GWE quickly pieced it together. All three sick children attended a birthday party at a bowling alley on Saturday. And, two of the children were on the same bowling team….AND they were sharing bowling balls.

That just goes to prove – Don’t play with dirty balls! You’ll get sick!!

Why Won’t Daddy Play with Me?

It’s true. I may have found something I love playing with more than my children. It is an XBox 360 Kinect. Maybe if Justin and Garrett came with left/right controllers, online capability, a USB port, and vibrating feedback – I might play with them more. Actually, I’ve found that if you pat Garrett too hard after a bottle, he DOES have “vibrating feedback!”

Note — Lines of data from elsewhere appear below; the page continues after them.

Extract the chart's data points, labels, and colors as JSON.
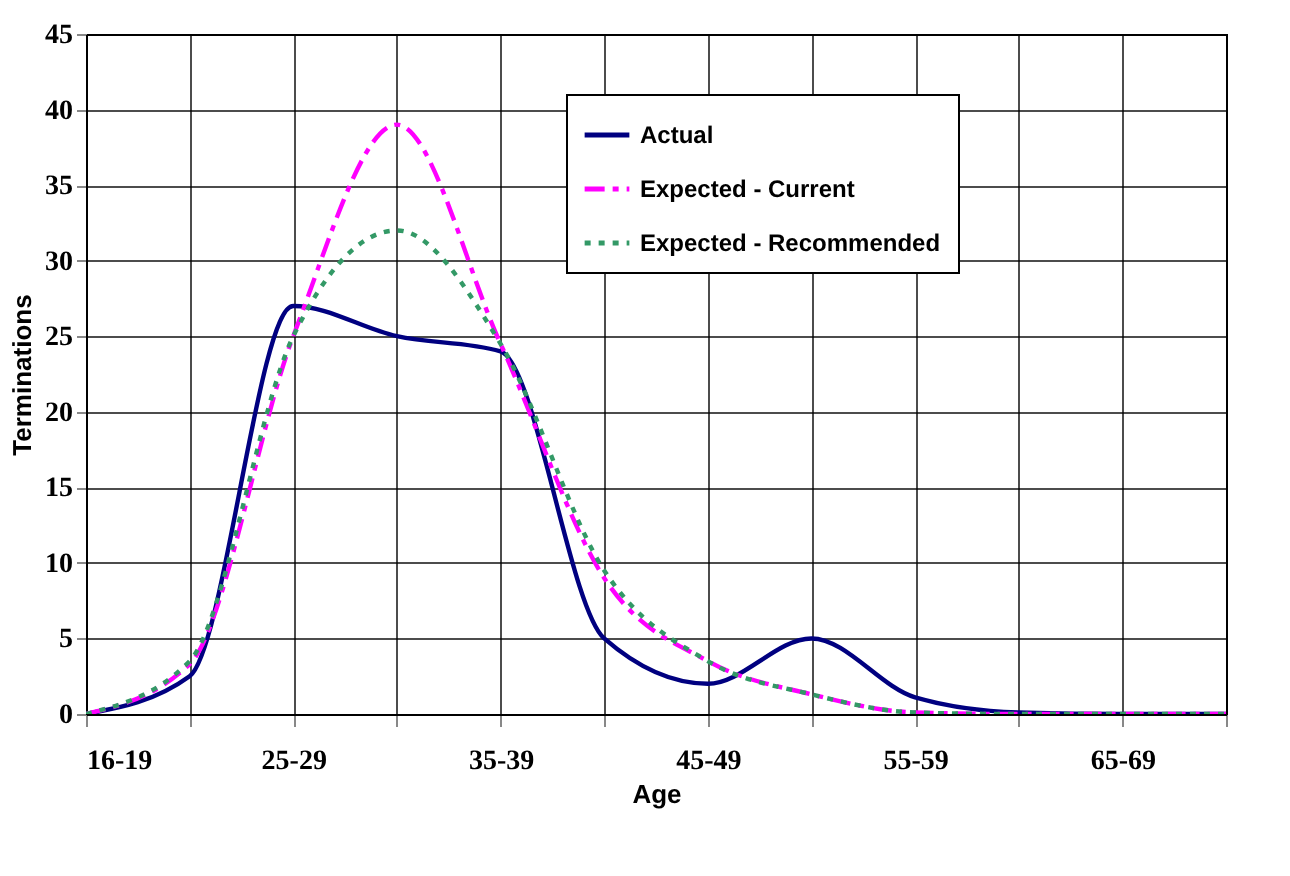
{
  "chart_data": {
    "type": "line",
    "xlabel": "Age",
    "ylabel": "Terminations",
    "categories": [
      "16-19",
      null,
      "25-29",
      null,
      "35-39",
      null,
      "45-49",
      null,
      "55-59",
      null,
      "65-69",
      null
    ],
    "series": [
      {
        "name": "Actual",
        "color": "#000080",
        "line_style": "solid",
        "values": [
          0,
          2.5,
          27,
          25,
          24,
          5,
          2,
          5,
          1.1,
          0.1,
          0,
          0
        ]
      },
      {
        "name": "Expected - Current",
        "color": "#ff00ff",
        "line_style": "dashed",
        "values": [
          0,
          3.3,
          25,
          39,
          24.5,
          9,
          3.5,
          1.3,
          0.1,
          0,
          0,
          0
        ]
      },
      {
        "name": "Expected - Recommended",
        "color": "#339966",
        "line_style": "dotted",
        "values": [
          0,
          3.5,
          25,
          32,
          24.5,
          9.5,
          3.5,
          1.3,
          0.1,
          0,
          0,
          0
        ]
      }
    ],
    "ylim": [
      0,
      45
    ],
    "yticks": [
      0,
      5,
      10,
      15,
      20,
      25,
      30,
      35,
      40,
      45
    ],
    "grid": true,
    "legend": "top right",
    "marker": "none"
  }
}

A year ago I wrote a blog post about Justin’s anticipation of a toy that was being shipped in the mail. With each passing day, I saw him yearn for that toy even more and look at me in scorn as I could not provide him with what he wanted when he wanted it. I thought it was funny.

I was wrong and I have learned my lesson.

Three weeks ago, GWE told me that we had over a 100,000 redeemable airline points. Since it was not from an airline that we usually use, she suggested that we redeem the points for actual products. She then told me that one of the items we could redeem the points for was an XBox 360 Kinect. I hesitated to answer. I thought that maybe this was some sort of “Guy Test.” Once she assured me that she was fine with this purchase, I told her to get it.

And then I waited….and waited…..and waited…..and waited. The website said that the products would be delivered no later than 7 days after they were ordered. Almost two weeks went by and nothing arrived. Each day, as I pulled into the driveway, I would pull my car as close to the front door as possible in hopes of looking over and seeing a UPS box. Yet each night, I was disappointed to find nothing.

Much like when Justin would give me the ‘evil eye’ when passing in the hall while waiting for his toy to arrive – I, too, began to do this with GWE. I held her responsible for MY toy not arriving! I told her that I was a grown man and if it didn’t show up by a certain date – I was going to the store and I was going to buy it all by myself. (Yeah – real mature!)

Finally, last Friday, at 5:55pm….it arrived – all 19lbs of it! It has been 6 days since my toy has been installed and I am obsessed with it.

I may love my boys and tuck them into bed at night, but I save my “goodnight kisses” for the XBox!